First, we present inference attacks in peer-assisted content delivery networks (CDNs) on top of web overlays, which can infer user's online activities such as browsing history. To thwart such attacks, we propose an anonymous peer-assisted CDN (APAC), which employs onion-routing techniques to conceal users' identities and uses region-based circuit selection algorithm to reduce performance overhead. Second, previous studies have shown that a global adversary is realistic, and it can reveal users' online activities (or access patterns) using long-term traffic analysis. Against such adversaries, we design an oblivious peer-to-peer content sharing system (OBLIVP2P), which uses new primitives such as distributed oblivious RAM (ORAM) in the P2P setting.

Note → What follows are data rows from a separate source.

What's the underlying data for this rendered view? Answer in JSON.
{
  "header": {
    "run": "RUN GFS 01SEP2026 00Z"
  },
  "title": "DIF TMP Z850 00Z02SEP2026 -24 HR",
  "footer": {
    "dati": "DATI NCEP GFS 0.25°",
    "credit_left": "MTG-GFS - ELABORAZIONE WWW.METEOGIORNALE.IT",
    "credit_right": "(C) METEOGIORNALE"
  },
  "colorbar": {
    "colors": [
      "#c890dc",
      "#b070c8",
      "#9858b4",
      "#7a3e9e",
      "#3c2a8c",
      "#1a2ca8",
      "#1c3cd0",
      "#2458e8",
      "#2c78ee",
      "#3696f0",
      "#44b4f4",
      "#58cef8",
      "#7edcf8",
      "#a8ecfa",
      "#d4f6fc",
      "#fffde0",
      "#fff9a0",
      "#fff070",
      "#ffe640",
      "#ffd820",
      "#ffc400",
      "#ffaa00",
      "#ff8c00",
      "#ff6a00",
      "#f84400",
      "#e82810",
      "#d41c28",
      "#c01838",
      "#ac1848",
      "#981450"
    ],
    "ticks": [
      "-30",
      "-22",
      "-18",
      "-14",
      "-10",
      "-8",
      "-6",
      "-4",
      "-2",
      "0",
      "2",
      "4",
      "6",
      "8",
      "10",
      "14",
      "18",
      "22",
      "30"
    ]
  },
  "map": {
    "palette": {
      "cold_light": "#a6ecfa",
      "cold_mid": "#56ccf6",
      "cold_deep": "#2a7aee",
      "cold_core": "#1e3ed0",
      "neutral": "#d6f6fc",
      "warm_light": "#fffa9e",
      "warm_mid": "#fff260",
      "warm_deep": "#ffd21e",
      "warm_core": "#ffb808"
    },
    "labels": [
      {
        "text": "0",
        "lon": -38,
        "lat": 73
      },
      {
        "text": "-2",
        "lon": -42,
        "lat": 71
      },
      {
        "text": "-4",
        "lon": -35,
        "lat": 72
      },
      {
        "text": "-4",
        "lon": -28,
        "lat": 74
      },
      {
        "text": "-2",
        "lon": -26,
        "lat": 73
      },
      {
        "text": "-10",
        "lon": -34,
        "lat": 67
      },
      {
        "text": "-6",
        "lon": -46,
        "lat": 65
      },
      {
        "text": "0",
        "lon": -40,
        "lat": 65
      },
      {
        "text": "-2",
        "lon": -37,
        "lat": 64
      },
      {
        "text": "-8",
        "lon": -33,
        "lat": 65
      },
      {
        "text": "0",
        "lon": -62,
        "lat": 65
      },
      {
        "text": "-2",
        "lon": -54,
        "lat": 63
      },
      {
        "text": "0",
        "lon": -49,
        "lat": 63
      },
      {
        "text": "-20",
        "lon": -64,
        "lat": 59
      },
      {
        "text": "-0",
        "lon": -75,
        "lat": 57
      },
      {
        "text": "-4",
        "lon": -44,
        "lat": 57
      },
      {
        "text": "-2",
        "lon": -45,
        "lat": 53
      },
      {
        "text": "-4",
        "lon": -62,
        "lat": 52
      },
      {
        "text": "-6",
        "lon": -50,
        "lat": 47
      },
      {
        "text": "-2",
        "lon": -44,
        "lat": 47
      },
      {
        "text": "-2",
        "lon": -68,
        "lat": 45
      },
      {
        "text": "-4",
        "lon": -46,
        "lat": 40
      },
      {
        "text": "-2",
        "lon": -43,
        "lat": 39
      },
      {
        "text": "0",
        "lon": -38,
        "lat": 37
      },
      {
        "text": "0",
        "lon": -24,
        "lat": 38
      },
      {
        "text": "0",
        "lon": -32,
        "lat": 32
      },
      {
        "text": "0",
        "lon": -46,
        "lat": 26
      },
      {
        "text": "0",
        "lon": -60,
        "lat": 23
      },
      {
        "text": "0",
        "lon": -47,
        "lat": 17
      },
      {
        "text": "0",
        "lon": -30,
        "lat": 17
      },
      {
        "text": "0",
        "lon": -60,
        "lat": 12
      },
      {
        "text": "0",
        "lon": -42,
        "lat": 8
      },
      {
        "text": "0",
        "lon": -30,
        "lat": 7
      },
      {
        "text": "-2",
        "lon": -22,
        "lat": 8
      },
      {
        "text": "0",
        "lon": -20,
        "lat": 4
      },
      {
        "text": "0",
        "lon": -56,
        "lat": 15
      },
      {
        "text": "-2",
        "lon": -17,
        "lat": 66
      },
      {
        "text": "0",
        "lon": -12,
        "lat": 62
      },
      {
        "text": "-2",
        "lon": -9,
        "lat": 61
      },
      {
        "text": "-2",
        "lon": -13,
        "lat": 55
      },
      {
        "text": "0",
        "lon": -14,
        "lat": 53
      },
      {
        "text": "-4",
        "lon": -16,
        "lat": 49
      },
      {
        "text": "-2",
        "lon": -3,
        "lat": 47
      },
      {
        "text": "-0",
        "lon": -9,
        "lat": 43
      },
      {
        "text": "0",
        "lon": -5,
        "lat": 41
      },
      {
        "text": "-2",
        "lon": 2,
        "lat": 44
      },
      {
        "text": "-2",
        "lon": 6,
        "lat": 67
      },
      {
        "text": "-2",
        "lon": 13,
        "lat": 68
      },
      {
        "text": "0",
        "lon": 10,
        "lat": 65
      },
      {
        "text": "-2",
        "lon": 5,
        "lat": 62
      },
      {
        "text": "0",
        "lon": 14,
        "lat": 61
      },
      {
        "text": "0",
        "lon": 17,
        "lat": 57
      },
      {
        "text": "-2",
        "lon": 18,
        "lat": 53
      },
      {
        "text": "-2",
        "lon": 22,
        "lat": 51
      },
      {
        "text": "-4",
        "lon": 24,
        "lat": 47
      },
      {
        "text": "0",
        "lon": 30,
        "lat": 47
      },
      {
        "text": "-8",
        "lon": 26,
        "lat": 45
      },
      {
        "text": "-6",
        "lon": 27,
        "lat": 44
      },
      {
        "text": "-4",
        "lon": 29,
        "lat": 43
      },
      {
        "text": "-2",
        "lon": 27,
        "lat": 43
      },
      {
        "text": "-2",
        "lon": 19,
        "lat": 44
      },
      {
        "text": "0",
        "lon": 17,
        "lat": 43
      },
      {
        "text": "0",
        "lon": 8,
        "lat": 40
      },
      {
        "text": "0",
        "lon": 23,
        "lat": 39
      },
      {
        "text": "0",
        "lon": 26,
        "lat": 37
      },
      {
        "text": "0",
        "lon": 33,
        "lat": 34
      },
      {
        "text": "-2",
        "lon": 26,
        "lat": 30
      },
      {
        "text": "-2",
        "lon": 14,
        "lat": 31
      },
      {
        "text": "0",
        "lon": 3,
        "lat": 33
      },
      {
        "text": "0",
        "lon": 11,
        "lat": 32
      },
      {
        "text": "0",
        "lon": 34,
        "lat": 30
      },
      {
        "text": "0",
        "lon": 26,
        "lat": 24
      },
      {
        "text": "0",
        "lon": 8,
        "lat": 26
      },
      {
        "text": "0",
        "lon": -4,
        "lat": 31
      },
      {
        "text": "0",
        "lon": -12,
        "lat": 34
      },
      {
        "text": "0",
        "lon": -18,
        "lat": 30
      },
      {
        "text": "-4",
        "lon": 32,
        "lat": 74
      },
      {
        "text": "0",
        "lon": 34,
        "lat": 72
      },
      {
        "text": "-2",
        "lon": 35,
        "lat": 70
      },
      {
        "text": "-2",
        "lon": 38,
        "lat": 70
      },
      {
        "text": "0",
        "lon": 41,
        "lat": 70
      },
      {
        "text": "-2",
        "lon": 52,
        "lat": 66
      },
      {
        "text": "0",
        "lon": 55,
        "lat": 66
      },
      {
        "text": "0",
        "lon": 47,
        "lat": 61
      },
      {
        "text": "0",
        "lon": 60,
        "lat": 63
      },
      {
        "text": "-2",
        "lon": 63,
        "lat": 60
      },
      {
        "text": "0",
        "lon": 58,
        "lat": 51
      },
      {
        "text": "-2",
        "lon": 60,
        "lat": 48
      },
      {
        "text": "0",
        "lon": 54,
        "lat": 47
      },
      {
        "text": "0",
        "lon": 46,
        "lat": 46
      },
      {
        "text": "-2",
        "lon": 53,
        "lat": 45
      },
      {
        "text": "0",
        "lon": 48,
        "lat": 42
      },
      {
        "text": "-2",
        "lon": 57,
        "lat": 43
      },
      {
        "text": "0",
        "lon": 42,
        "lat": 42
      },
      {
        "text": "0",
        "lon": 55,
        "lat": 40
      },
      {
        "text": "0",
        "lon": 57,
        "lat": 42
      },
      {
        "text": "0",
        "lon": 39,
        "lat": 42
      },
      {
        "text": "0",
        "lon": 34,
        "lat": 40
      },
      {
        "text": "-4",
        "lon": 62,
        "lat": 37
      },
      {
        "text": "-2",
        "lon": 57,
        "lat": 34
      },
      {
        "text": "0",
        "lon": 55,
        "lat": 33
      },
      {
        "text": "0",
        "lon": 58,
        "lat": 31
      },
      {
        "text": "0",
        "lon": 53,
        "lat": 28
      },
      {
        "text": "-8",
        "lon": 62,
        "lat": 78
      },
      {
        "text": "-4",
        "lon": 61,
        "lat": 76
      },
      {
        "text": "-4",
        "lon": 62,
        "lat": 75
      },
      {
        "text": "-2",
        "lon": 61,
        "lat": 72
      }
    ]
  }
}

Lastly, we propose solutions to ensure the robustness of P2P primitives, as all the utilities and security / privacy properties provided by P2P protocols (including the aforementioned two protocols) are relied on the robustness of the correct execution of these protocols. Recent evidence suggests that malicious (or byzantine) nodes can easily join the open P2P systems and perniciously disrupt the execution of the given protocol to weaken the core utility (e.g., Bitcoin) or the anonymity guarantee (e.g., Tor). To ensure the robustness of protocols against such byzantine adversaries in contrast to the honest-but-curious ones in the prior two works, we leverage a new hardware primitive, Intel software guard extensions (SGX). By enforcing our properties, we reduce the byzantine model to the general-omission model, where byzantine nodes have no extra advantage than omitting messages. We further propose new algorithms realizing two fundamental primitives and improve the efficiency of P2P protocols in the synchronous setting.